As a couple, we move fast.  That’s just us being true to our natures.  When we fight this, we lose.  Still, to think I actually laid out post-its to represent food on my actual dinner plates yesterday makes me chuckle.  Bridal brain has taken over, and it’s all I want to think about.  It is very exciting to be marrying my soul mate and to be proposed to much sooner than expected.

H2B is being a diamond about wedding talk and our ideas are developing through brainstorming, but even so, I’m carefully aware of where the wedding talk overload line is.  To my surprise, I had to take a wedding time out myself last night.  I think it just hit me again how real it is and I felt pretty emotional.

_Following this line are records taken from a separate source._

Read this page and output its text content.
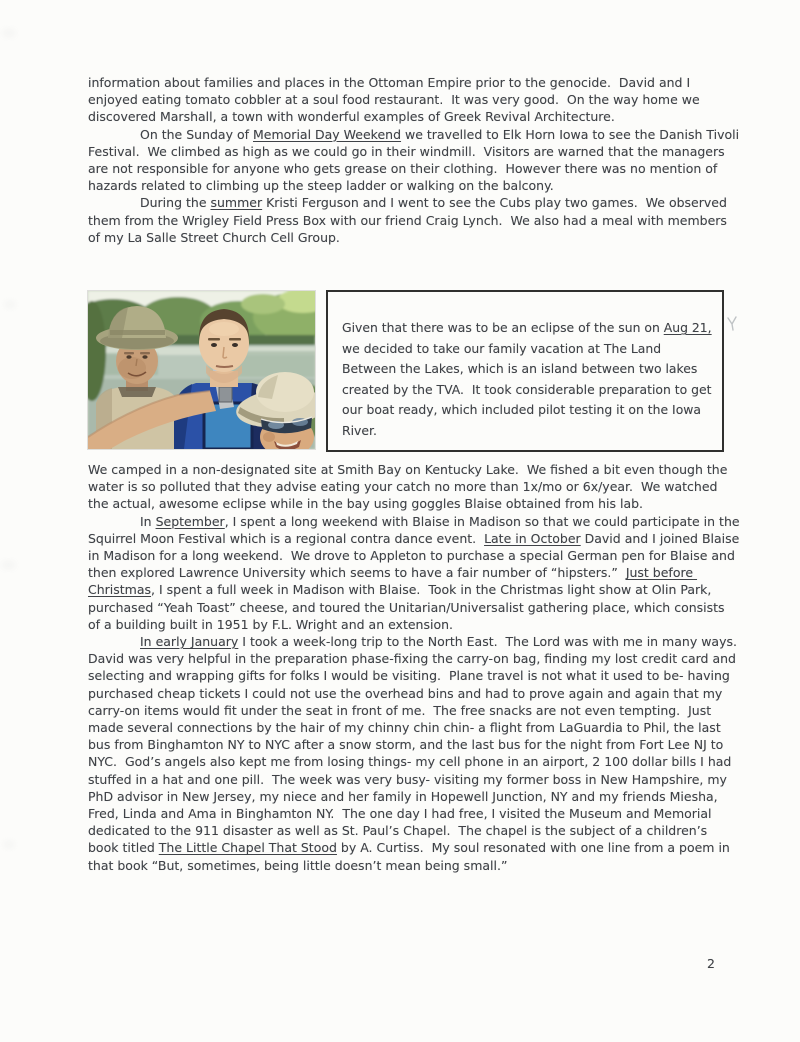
information about families and places in the Ottoman Empire prior to the genocide.  David and I enjoyed eating tomato cobbler at a soul food restaurant.  It was very good.  On the way home we discovered Marshall, a town with wonderful examples of Greek Revival Architecture.

On the Sunday of Memorial Day Weekend we travelled to Elk Horn Iowa to see the Danish Tivoli Festival.  We climbed as high as we could go in their windmill.  Visitors are warned that the managers are not responsible for anyone who gets grease on their clothing.  However there was no mention of hazards related to climbing up the steep ladder or walking on the balcony.

During the summer Kristi Ferguson and I went to see the Cubs play two games.  We observed them from the Wrigley Field Press Box with our friend Craig Lynch.  We also had a meal with members of my La Salle Street Church Cell Group.

Given that there was to be an eclipse of the sun on Aug 21, we decided to take our family vacation at The Land Between the Lakes, which is an island between two lakes created by the TVA.  It took considerable preparation to get our boat ready, which included pilot testing it on the Iowa River.

We camped in a non-designated site at Smith Bay on Kentucky Lake.  We fished a bit even though the water is so polluted that they advise eating your catch no more than 1x/mo or 6x/year.  We watched the actual, awesome eclipse while in the bay using goggles Blaise obtained from his lab.

In September, I spent a long weekend with Blaise in Madison so that we could participate in the Squirrel Moon Festival which is a regional contra dance event.  Late in October David and I joined Blaise in Madison for a long weekend.  We drove to Appleton to purchase a special German pen for Blaise and then explored Lawrence University which seems to have a fair number of “hipsters.”  Just before Christmas, I spent a full week in Madison with Blaise.  Took in the Christmas light show at Olin Park, purchased “Yeah Toast” cheese, and toured the Unitarian/Universalist gathering place, which consists of a building built in 1951 by F.L. Wright and an extension.

In early January I took a week-long trip to the North East.  The Lord was with me in many ways.  David was very helpful in the preparation phase-fixing the carry-on bag, finding my lost credit card and selecting and wrapping gifts for folks I would be visiting.  Plane travel is not what it used to be- having purchased cheap tickets I could not use the overhead bins and had to prove again and again that my carry-on items would fit under the seat in front of me.  The free snacks are not even tempting.  Just made several connections by the hair of my chinny chin chin- a flight from LaGuardia to Phil, the last bus from Binghamton NY to NYC after a snow storm, and the last bus for the night from Fort Lee NJ to NYC.  God’s angels also kept me from losing things- my cell phone in an airport, 2 100 dollar bills I had stuffed in a hat and one pill.  The week was very busy- visiting my former boss in New Hampshire, my PhD advisor in New Jersey, my niece and her family in Hopewell Junction, NY and my friends Miesha, Fred, Linda and Ama in Binghamton NY.  The one day I had free, I visited the Museum and Memorial dedicated to the 911 disaster as well as St. Paul’s Chapel.  The chapel is the subject of a children’s book titled The Little Chapel That Stood by A. Curtiss.  My soul resonated with one line from a poem in that book “But, sometimes, being little doesn’t mean being small.”

2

I couldn’t resist watching Bride Wars this morning to recoup from my obscenely early morning.  This will be the first of many, many weddingy movies to be viewed over the coming months, without H2B of course, unless its Mamma Mia, which I think I could swing.


As I write this I can hear the whirring along with the occasional plop of water of the dehumidifier I took delivery of this morning.  Its initial effect was to make me feel I couldn’t breathe.  Thinking it must be being super efficient, I checked the water resevoir and it was bone dry.  Oh well.

The reason for the dehumidifier is this.  We live in a new ground floor flat with many windows/doors and storage heaters.  Having decided not to use the heaters because of (among other things) the air quality they produce, the flat is now very very cold and suffering from dire condensation.  A mould problem started in the bathroom which has only a pathetic ceiling fan to ventilate our bathing steam.  It doesn’t suck much air up though it technically works (we did the ‘piece of loo roll test’ my mom suggested) and makes much noise which disturbs my bathroom jollity.  I also found mould near the front door and on pieces of seagrass funrniture in the lounge, then later, two pairs of shoes in the wardrobe!  Action was needed: I have thrown out, substituted fabric for plastic, and bleached.

Opening the window might eventually cause the window wet to disperse but it’s damn cold, and we are currently trying to dry clothes on airers while we are sans tumble dryer.  Enter the dehumidifier.  We ordered a halogen heater to stave off the frost but it arrived broken.  Eventually we hope to have the optimum set up of tumble dryer, heater and dehumidifier at our disposal.  The whole thing has made me regret switching the storage heaters off over summer, but I’m too stubborn to go back on the plan.  If only my fiance’s dream last night was based on physics, then sucking out of damp air really would just leave behind naturally warm air.  Bless.

The image I use as my page header is a detail from Shadowplay by Annie Taylor.  You can see her work here.  Beautiful colour use which captures much of nature’s beauty.  When my fiance saw the image, he asked if it was from Where the Wild Things Are – a book I have never read and film I have never seen – and I can see some similarity in the artistic appreciation of light and shadow.  When you find an artist whose style speaks not just to you but also of you, it’s comforting almost, reaffirming.  It seems to me that many of us go through life searching for outward expressions of ourselves in clothes, jewellery, hair styles and colours, cars, household accessories, dvds, the list can go on and on.  We accumulate things which appeal and connect with our perception of our current, past or aspiring selves.  Do we feel safer for it, secure, like we are arriving?  Or just more alive, more us?